It’s no secret, a lot of people are lousy parents.
If it weren’t for bad parents, we wouldn’t have such great television shows as Supernanny. We probably also wouldn’t have Jerry Springer.
That’s why I love Simon Cowell.
I’m sure Simon would love me too, if he got to know me. Not that I think Simon would make a great nanny. He probably has very little skill at poaching an egg or reading a bedtime story with funny voices. But there’s one skill Simon excels at:
Simon makes a career at making the dreams of a few young people come true on American Idol…and making sure the dreams of a bunch of other young people don’t come true. It’s not really a skill that’s hard to develop. It’s just that Simon has to do it because so many people don’t do it at all.
The way I see it, the people who win American Idol, deserve to win. The people who show up for tryouts and make fools of themselves don’t deserve to win. And Simon is there to tell these fresh young faces that, no, they don’t have what it takes, and they should continue to look for their calling in life.
If you ask me, Simon is doing what millions of parents and relatives and friends should’ve done for these people, before they tried to get on television. Some singers get rejected, and reality hits them like a ton of bricks. “How can this be? Everyone has always told me I’m a good singer! My mom says I’m the best singer at school!” That’s bad parenting.
Others get on TV, apparently looking forward to being rejected by Simon so they can have the justification they need to follow other dreams. “See, mother! I am not a singer! Stop making me wear these matching sailor suits and practicing these Andrew’s sisters songs with you! I am a grown man!”
All because everyone was afraid to offer a little gentle criticism where it was needed. I’m certainly glad my friends laughed their butts off when I tried to do kareoke for the first time. I thought I could carry a tune. I’m glad I was told differently, so I didn’t have to make a fool of myself again. Sure, there was probably a more subtle way of delivering the bad news, but it was effective. I didn’t want to be one of those kids in the school talent show that gave a hilarious performance…except they didn’t seem to know they were being funny. The experience caused me irrevocable psychological damage, but I’m better for it. And every time someone looks like an idiot on Idol, it vindicates me a little bit.
I’m also glad my P.E. coach forced me to prove to myself that I cannot climb a rope while wearing short pants, and thus, I should direct my efforts to less humiliating tasks.
Is it better to let someone think they know how to sing, or allow someone to go through with a terrible idea, or let some kid go unaware that his body odor is extremely offensive and he will never have any friends unless he takes a bath and uses deodorant on a daily basis?
I think I like Simon because I hate to criticize people, and I admire people who have skills I don’t. I know, that may seem far-fetched, since I make a regular habit of criticizing people on this blog. I should edit that to say, I hate to criticize people I like. I hate to have to hurt someone’s feelings, almost as much as I hate having my own feelings get hurt. Simon’s doing our dirty work that we don’t have the stomach for.
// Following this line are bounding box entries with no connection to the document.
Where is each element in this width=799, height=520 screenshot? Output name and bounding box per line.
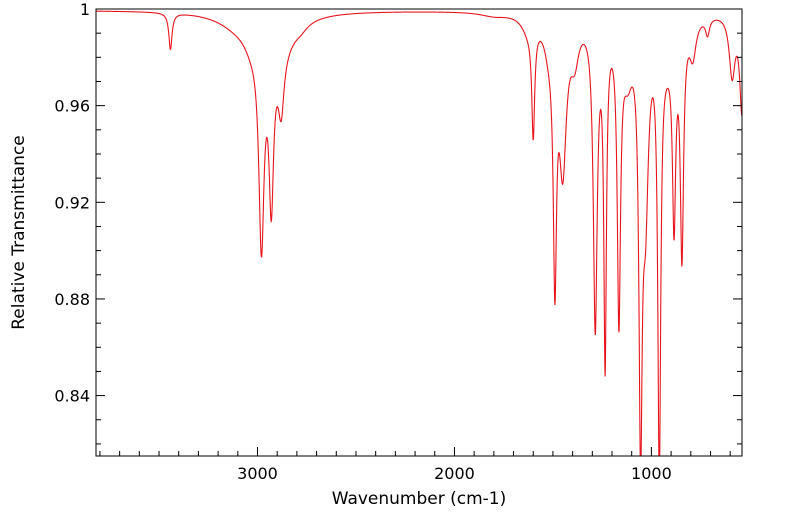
y-tick-label: 0.88: [54, 290, 90, 309]
x-axis-title: Wavenumber (cm-1): [332, 489, 507, 509]
y-tick-label: 0.84: [54, 387, 90, 406]
x-tick-label: 3000: [237, 464, 278, 483]
x-tick-label: 1000: [631, 464, 672, 483]
y-axis-title: Relative Transmittance: [9, 135, 29, 330]
plot-area: [96, 10, 742, 456]
axes: 3000 2000 1000 0.84 0.88 0.92 0.96 1: [54, 0, 743, 483]
y-tick-label: 0.92: [54, 193, 90, 212]
spectrum-line-0: [96, 10, 742, 456]
y-tick-label: 1: [80, 0, 90, 19]
x-tick-label: 2000: [434, 464, 475, 483]
plot-frame: [95, 8, 743, 457]
y-tick-label: 0.96: [54, 97, 90, 116]
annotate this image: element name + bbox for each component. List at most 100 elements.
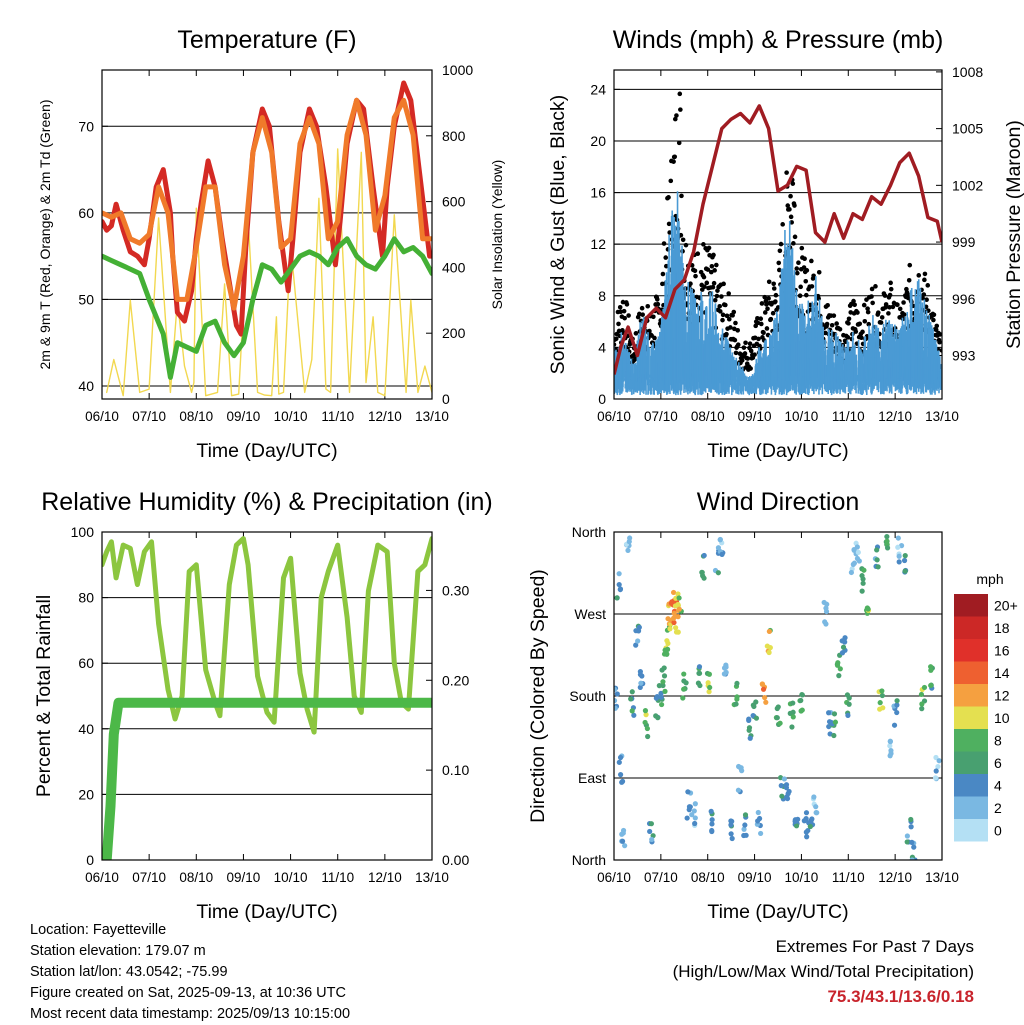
direction-point (928, 664, 934, 670)
x-tick-label: 10/10 (785, 409, 819, 424)
gust-point (878, 320, 884, 325)
direction-point (826, 710, 832, 716)
direction-point (933, 754, 939, 761)
gust-point (719, 294, 724, 299)
direction-point (616, 571, 622, 577)
direction-point (692, 815, 698, 821)
direction-point (733, 701, 739, 707)
direction-point (860, 580, 866, 586)
direction-point (932, 775, 939, 781)
plot-frame (613, 531, 943, 861)
gust-point (677, 91, 683, 97)
gust-point (897, 306, 903, 312)
direction-point (848, 569, 855, 576)
gust-point (733, 320, 738, 326)
direction-point (861, 567, 867, 573)
direction-point (901, 557, 908, 564)
direction-point (616, 759, 622, 765)
direction-point (831, 711, 838, 717)
gust-point (773, 292, 779, 298)
gust-point (771, 286, 777, 291)
gust-point (671, 159, 676, 164)
gust-point (655, 301, 661, 307)
gust-point (920, 295, 925, 301)
gust-point (831, 313, 837, 318)
gust-point (724, 331, 729, 337)
gust-point (791, 241, 796, 246)
gust-point (752, 352, 757, 357)
legend-swatch (954, 684, 988, 707)
gust-point (921, 292, 927, 297)
direction-point (734, 680, 740, 687)
gust-point (829, 322, 835, 328)
gust-point (798, 284, 803, 290)
gust-point (617, 304, 623, 310)
gust-point (776, 260, 782, 266)
gust-point (726, 316, 732, 322)
gust-point (861, 302, 867, 308)
direction-point (880, 705, 886, 711)
gust-point (678, 232, 684, 238)
direction-point (909, 839, 915, 845)
direction-point (836, 673, 842, 679)
gust-point (743, 340, 748, 346)
direction-point (855, 549, 861, 555)
gust-point (688, 281, 693, 286)
direction-point (684, 815, 690, 821)
gust-point (924, 297, 929, 302)
gust-point (846, 321, 851, 326)
direction-point (738, 765, 744, 771)
direction-point (832, 719, 839, 725)
gust-point (663, 263, 669, 269)
gust-point (934, 323, 940, 329)
gust-point (654, 297, 660, 302)
y-right-tick-label: 996 (952, 291, 976, 307)
x-tick-label: 09/10 (227, 409, 261, 424)
direction-point (799, 692, 805, 698)
direction-point (894, 709, 900, 716)
direction-point (834, 662, 841, 668)
plot-area (614, 534, 942, 860)
x-tick-label: 11/10 (321, 409, 354, 424)
direction-point (617, 754, 624, 761)
gust-point (651, 314, 656, 320)
direction-point (766, 649, 772, 656)
direction-point (795, 816, 801, 822)
direction-point (617, 586, 624, 592)
direction-point (813, 804, 819, 810)
direction-point (673, 625, 679, 631)
gust-point (766, 296, 771, 301)
gust-point (720, 317, 725, 323)
legend-swatch (954, 706, 988, 729)
gust-point (672, 154, 678, 160)
direction-point (746, 725, 753, 731)
y-tick-label: 20 (590, 133, 606, 149)
gust-point (666, 221, 672, 227)
x-tick-label: 10/10 (274, 409, 308, 424)
x-tick-label: 12/10 (878, 409, 912, 424)
direction-point (837, 666, 843, 672)
direction-point (845, 712, 851, 718)
gust-point (715, 288, 720, 293)
gust-point (922, 277, 927, 283)
direction-point (790, 714, 796, 720)
direction-point (821, 599, 827, 606)
gust-point (645, 303, 651, 309)
direction-point (635, 638, 641, 644)
direction-point (683, 680, 689, 686)
direction-point (846, 695, 852, 701)
gust-point (801, 265, 807, 270)
gust-point (788, 193, 793, 199)
direction-point (673, 629, 680, 635)
gust-point (747, 341, 753, 347)
direction-point (928, 682, 934, 689)
gust-point (692, 268, 698, 274)
gust-point (724, 313, 730, 319)
gust-point (614, 336, 619, 342)
direction-point (671, 610, 677, 616)
gust-point (803, 278, 809, 284)
direction-point (728, 831, 734, 837)
direction-point (633, 628, 639, 634)
gust-point (777, 267, 782, 273)
direction-point (614, 698, 618, 704)
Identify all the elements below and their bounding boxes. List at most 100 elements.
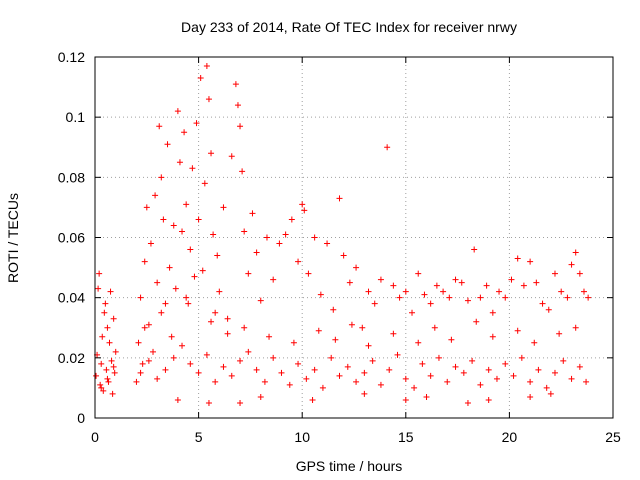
data-point [183, 294, 190, 301]
data-point [477, 294, 484, 301]
data-point [394, 351, 401, 358]
data-point [471, 246, 478, 253]
data-point [179, 228, 186, 235]
data-point [195, 216, 202, 223]
data-point [109, 390, 116, 397]
data-point [234, 102, 241, 109]
data-point [346, 279, 353, 286]
data-point [282, 231, 289, 238]
data-point [208, 318, 215, 325]
data-point [533, 279, 540, 286]
data-point [135, 339, 142, 346]
x-tick-label: 20 [502, 429, 518, 445]
data-point [564, 294, 571, 301]
data-point [270, 354, 277, 361]
data-point [162, 366, 169, 373]
data-point [99, 333, 106, 340]
data-point [210, 231, 217, 238]
data-point [187, 360, 194, 367]
data-point [106, 339, 113, 346]
data-point [181, 129, 188, 136]
data-point [179, 342, 186, 349]
data-point [402, 396, 409, 403]
data-point [137, 369, 144, 376]
y-axis-label: ROTI / TECUs [5, 193, 21, 283]
data-point [205, 399, 212, 406]
y-tick-label: 0.12 [58, 49, 85, 65]
data-point [409, 309, 416, 316]
data-point [580, 288, 587, 295]
data-point [527, 378, 534, 385]
data-point [253, 249, 260, 256]
data-point [147, 240, 154, 247]
data-point [203, 63, 210, 70]
data-point [241, 324, 248, 331]
data-point [460, 369, 467, 376]
y-tick-label: 0.04 [58, 290, 85, 306]
data-point [477, 381, 484, 388]
data-point [189, 165, 196, 172]
data-point [139, 360, 146, 367]
data-point [411, 384, 418, 391]
data-point [183, 201, 190, 208]
data-point [199, 267, 206, 274]
data-point [402, 288, 409, 295]
data-point [286, 381, 293, 388]
data-point [228, 372, 235, 379]
data-point [290, 339, 297, 346]
data-point [301, 207, 308, 214]
data-point [585, 294, 592, 301]
data-point [421, 291, 428, 298]
y-axis-ticks: 0 0.02 0.04 0.06 0.08 0.1 0.12 [58, 49, 613, 426]
data-point [348, 321, 355, 328]
data-point [377, 381, 384, 388]
data-point [237, 399, 244, 406]
data-point [419, 360, 426, 367]
data-point [390, 282, 397, 289]
data-point [220, 363, 227, 370]
data-point [205, 96, 212, 103]
data-point [160, 216, 167, 223]
data-point [427, 300, 434, 307]
data-point [396, 294, 403, 301]
data-point [237, 357, 244, 364]
x-tick-label: 0 [91, 429, 99, 445]
data-point [502, 360, 509, 367]
data-point [187, 246, 194, 253]
data-point [98, 360, 105, 367]
data-point [535, 366, 542, 373]
x-tick-label: 15 [398, 429, 414, 445]
data-point [309, 396, 316, 403]
data-point [101, 309, 108, 316]
data-point [464, 399, 471, 406]
data-point [141, 324, 148, 331]
data-point [158, 309, 165, 316]
data-point [427, 372, 434, 379]
data-point [93, 372, 100, 379]
data-point [152, 192, 159, 199]
data-point [377, 276, 384, 283]
data-point [353, 378, 360, 385]
data-point [110, 363, 117, 370]
data-point [172, 285, 179, 292]
data-point [545, 306, 552, 313]
data-point [365, 288, 372, 295]
data-point [245, 348, 252, 355]
data-point [110, 315, 117, 322]
data-point [295, 360, 302, 367]
y-tick-label: 0.02 [58, 350, 85, 366]
data-point [245, 270, 252, 277]
data-point [193, 120, 200, 127]
data-point [288, 216, 295, 223]
data-point [332, 336, 339, 343]
data-point [257, 297, 264, 304]
data-point [489, 309, 496, 316]
data-point [239, 168, 246, 175]
data-point [344, 363, 351, 370]
data-point [361, 369, 368, 376]
x-tick-label: 5 [195, 429, 203, 445]
data-point [433, 282, 440, 289]
data-point [556, 330, 563, 337]
data-point [133, 378, 140, 385]
data-point [170, 354, 177, 361]
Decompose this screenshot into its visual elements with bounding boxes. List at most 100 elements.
It’s just as hard to take criticism from others. I have to fight the urge to take it personally. I want you to like me, and if you don’t think highly of all of my skills, you must not like me! As if the fact that I can’t sing means no one wants to be my friend. If I have to be able to sing to be someone’s friend, he’s probably trying out for a part in Cats, and I hate that musical, and I don’t need his friendship.
Of course, we can’t all be like Simon. We can’t all go around telling people how it is, can we? How do you deal with criticism, being on the business end of it, or being the dealer? Do you shoot people straight, or try to smile while you tell them they’re awesome when they clearly are not? Do you have a proven strategy for being able to knock anyone down a peg without hurting their feelings?